Delayers model measurement latency. Deterministic delayers introduce a fixed delay, while sampled delayers draw delay values from uniform or Gaussian distributions at each sampling event. The delay interacts with the sampling rate: a measurement is taken at the time t_sample - delay, meaning the observable reports data from a point in the past. This accurately models the pipeline latency of real sensor systems.

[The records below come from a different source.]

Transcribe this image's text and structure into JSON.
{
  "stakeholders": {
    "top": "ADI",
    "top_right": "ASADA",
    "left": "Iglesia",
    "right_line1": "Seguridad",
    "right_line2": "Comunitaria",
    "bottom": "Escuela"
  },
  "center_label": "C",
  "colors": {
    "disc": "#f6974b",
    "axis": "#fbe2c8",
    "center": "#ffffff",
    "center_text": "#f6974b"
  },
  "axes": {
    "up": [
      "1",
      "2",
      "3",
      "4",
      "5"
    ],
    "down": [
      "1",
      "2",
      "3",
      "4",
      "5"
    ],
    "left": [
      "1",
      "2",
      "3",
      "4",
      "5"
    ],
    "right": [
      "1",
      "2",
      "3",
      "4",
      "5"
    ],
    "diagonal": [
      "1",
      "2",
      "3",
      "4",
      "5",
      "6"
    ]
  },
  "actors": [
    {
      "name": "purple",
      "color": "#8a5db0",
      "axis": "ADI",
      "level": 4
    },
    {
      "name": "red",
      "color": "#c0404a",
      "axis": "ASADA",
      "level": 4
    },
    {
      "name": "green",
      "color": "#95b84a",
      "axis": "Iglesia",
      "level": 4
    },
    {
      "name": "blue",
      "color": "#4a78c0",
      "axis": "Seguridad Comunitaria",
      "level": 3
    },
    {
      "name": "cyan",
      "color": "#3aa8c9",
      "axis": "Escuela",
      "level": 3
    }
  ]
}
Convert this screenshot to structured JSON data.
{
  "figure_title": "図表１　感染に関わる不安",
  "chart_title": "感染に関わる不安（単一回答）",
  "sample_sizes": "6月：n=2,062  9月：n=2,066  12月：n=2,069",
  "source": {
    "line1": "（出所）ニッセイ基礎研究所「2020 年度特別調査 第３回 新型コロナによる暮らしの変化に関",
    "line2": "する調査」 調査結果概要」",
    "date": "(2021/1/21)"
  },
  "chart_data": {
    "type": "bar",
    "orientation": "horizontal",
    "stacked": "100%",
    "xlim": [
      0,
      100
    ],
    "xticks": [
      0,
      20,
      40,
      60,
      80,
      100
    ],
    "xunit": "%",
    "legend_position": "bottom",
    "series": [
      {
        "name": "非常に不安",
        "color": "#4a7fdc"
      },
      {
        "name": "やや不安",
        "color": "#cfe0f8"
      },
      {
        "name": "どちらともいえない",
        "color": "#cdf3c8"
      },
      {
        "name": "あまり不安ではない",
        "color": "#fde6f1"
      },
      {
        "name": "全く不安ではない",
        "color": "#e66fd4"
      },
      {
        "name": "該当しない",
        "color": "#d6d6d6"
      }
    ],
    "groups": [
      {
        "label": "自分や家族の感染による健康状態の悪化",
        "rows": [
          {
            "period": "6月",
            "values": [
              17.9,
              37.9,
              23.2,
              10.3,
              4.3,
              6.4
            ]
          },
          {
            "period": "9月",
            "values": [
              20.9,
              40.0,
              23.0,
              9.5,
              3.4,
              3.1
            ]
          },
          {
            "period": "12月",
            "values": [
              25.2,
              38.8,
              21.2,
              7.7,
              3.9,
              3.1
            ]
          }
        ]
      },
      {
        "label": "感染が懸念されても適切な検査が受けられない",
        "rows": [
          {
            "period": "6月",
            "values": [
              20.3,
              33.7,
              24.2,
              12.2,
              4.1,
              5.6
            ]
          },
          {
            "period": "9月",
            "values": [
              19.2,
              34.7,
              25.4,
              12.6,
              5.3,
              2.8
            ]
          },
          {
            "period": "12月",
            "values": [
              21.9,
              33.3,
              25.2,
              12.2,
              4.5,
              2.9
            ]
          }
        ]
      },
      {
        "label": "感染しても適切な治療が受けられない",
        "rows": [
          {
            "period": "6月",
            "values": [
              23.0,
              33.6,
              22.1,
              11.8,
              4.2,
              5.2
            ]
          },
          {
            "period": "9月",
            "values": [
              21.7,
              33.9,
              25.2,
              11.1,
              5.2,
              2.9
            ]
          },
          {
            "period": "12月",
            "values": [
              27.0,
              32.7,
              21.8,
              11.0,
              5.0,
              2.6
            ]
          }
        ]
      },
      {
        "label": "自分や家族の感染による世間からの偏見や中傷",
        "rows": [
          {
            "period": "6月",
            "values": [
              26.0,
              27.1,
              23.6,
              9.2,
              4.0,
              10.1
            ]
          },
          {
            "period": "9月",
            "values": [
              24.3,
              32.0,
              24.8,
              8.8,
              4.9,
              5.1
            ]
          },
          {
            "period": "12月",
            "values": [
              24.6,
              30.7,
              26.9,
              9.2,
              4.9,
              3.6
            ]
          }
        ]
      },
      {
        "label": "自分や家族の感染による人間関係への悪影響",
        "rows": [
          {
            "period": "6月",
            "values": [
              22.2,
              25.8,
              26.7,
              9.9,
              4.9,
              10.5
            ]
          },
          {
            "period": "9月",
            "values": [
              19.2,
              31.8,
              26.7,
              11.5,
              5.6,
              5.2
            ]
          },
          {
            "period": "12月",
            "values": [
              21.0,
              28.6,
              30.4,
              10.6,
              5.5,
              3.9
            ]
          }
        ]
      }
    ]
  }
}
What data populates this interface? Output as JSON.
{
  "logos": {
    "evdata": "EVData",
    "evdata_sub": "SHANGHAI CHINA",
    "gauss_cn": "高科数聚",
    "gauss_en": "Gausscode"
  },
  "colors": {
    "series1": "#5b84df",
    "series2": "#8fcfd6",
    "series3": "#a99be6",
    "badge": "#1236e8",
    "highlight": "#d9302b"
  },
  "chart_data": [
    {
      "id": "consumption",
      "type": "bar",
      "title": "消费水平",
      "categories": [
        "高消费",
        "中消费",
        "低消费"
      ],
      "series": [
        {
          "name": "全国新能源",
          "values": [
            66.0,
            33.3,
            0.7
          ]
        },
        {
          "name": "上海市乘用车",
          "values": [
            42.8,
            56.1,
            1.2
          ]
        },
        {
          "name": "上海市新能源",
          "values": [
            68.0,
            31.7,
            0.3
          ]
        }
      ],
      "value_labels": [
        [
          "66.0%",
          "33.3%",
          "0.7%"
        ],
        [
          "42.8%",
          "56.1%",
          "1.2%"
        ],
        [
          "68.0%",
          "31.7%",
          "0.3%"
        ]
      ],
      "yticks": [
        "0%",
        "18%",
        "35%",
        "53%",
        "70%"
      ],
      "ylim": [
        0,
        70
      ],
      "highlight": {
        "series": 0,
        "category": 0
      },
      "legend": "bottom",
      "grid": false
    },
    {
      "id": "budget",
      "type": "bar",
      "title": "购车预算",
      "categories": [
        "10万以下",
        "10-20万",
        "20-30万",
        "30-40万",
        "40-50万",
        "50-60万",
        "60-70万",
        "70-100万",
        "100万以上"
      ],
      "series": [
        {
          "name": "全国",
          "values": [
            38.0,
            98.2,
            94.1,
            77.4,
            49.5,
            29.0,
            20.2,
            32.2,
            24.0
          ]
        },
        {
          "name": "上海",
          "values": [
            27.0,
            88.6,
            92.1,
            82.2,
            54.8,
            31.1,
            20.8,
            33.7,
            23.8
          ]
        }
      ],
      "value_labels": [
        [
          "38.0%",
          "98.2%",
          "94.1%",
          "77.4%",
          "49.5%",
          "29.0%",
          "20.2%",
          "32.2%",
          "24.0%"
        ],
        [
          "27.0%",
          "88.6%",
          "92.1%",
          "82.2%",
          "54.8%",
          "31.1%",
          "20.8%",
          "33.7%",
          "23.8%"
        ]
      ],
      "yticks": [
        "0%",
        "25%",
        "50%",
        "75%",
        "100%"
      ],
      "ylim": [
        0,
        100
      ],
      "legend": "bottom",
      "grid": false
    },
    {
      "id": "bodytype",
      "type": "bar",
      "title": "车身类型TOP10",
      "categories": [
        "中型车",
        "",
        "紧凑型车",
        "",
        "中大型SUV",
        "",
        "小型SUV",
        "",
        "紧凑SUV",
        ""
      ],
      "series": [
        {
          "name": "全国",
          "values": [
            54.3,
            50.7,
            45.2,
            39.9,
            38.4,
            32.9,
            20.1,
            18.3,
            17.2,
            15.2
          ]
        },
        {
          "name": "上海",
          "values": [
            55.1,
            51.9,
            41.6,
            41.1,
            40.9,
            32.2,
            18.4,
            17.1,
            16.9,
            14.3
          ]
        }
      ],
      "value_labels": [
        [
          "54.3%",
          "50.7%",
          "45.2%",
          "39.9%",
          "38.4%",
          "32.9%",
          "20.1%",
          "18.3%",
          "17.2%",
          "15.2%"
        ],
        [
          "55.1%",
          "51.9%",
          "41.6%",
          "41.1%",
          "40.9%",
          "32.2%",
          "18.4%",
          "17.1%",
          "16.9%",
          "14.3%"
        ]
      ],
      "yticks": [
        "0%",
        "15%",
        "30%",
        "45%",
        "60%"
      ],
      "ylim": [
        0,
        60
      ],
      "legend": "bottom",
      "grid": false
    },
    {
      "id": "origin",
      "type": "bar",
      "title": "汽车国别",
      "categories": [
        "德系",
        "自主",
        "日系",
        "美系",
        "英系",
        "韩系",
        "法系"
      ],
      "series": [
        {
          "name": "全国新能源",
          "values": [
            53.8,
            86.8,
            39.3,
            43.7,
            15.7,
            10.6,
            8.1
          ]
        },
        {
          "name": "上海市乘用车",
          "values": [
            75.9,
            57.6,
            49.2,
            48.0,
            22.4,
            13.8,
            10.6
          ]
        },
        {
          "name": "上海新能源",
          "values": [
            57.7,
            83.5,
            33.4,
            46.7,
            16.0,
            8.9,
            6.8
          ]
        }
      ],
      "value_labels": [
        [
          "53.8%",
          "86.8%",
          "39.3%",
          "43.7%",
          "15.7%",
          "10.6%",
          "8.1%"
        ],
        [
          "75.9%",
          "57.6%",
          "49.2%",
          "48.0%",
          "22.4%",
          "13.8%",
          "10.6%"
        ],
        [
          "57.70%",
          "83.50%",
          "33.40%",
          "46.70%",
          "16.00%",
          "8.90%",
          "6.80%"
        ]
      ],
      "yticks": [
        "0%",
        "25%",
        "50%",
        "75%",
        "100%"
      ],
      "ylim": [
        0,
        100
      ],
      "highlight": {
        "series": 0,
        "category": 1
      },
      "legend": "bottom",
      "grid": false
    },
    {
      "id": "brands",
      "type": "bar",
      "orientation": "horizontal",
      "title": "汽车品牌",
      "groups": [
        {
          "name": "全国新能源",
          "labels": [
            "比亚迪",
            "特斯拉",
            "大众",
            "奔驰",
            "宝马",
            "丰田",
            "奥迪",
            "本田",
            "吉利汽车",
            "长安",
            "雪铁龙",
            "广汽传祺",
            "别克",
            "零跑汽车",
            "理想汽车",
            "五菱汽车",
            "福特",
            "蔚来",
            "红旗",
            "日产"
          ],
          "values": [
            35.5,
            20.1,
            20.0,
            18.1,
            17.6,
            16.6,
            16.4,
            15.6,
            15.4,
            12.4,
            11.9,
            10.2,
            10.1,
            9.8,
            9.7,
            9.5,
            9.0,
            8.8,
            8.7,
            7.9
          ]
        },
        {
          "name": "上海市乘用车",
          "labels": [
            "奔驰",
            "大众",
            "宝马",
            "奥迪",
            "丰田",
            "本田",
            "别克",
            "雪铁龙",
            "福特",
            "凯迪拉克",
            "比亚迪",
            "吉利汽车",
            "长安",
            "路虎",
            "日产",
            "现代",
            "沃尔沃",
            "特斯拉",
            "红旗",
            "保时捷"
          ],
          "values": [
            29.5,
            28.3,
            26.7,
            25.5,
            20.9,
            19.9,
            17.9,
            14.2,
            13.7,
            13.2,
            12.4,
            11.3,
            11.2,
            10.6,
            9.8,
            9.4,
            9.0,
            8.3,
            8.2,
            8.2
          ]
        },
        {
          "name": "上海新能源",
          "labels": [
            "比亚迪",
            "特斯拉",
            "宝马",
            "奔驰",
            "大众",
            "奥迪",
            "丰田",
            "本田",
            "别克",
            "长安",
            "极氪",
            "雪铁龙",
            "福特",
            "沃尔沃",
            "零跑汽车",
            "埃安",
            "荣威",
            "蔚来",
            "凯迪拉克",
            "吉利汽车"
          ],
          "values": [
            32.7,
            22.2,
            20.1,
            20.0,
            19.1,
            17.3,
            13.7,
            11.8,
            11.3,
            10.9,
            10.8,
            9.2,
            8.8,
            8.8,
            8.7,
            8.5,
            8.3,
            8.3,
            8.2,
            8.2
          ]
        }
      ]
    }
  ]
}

Different sensor modalities receive different corruption profiles. Camera images are corrupted with pixel-level Gaussian noise and delayed to simulate camera processing latency. Proprioceptive signals (joint positions) receive noise scaled proportionally to the joint range, with shorter delays reflecting their faster electronic readout.
Usage
Use sensor corruption when training policies intended for real-robot deployment. The corruption parameters should be calibrated to match the known noise characteristics of the target hardware. Corruption can also be toggled dynamically during training to implement curriculum learning, starting with clean observations and gradually increasing corruption as the policy improves. During evaluation, corruption can be disabled to measure the policy's baseline performance, or applied at varying levels to assess robustness.
Theoretical Basis
Observable processing pipeline:
raw_value = sensor(obs_cache)
corrupted_value = corrupter(raw_value)
filtered_value = filter(corrupted_value)
observed_value = filtered_value (recorded at time t - delay)
Gaussian noise model:
corrupter(x) = clip(x + N(mu, sigma^2), low, high)
where N(mu, sigma^2) is a Gaussian random variable with mean mu and variance sigma^2, and clip enforces output bounds.
Uniform noise model:
corrupter(x) = clip(x + U(min_noise, max_noise), low, high)
where U(a, b) is a uniform random variable on [a, b].
Delay model:
delay = U(min_delay, max_delay) (uniform sampled)
delay = max(0, N(mean_delay, std)) (Gaussian sampled)
delay = constant (deterministic)
Sampling rate interaction:
sampling_period = 1 / sampling_rate
time_since_last_sample += timestep
if not sampled and (sampling_period - delay >= time_since_last_sample):
take_measurement()
sampled = True
delay = delayer() # resample delay for next period
if time_since_last_sample >= sampling_period:
time_since_last_sample = time_since_last_sample mod sampling_period
sampled = False
This model ensures that measurements are taken at the appropriate delayed time within each sampling period, closely approximating the behavior of real sensor systems with finite bandwidth and processing latency.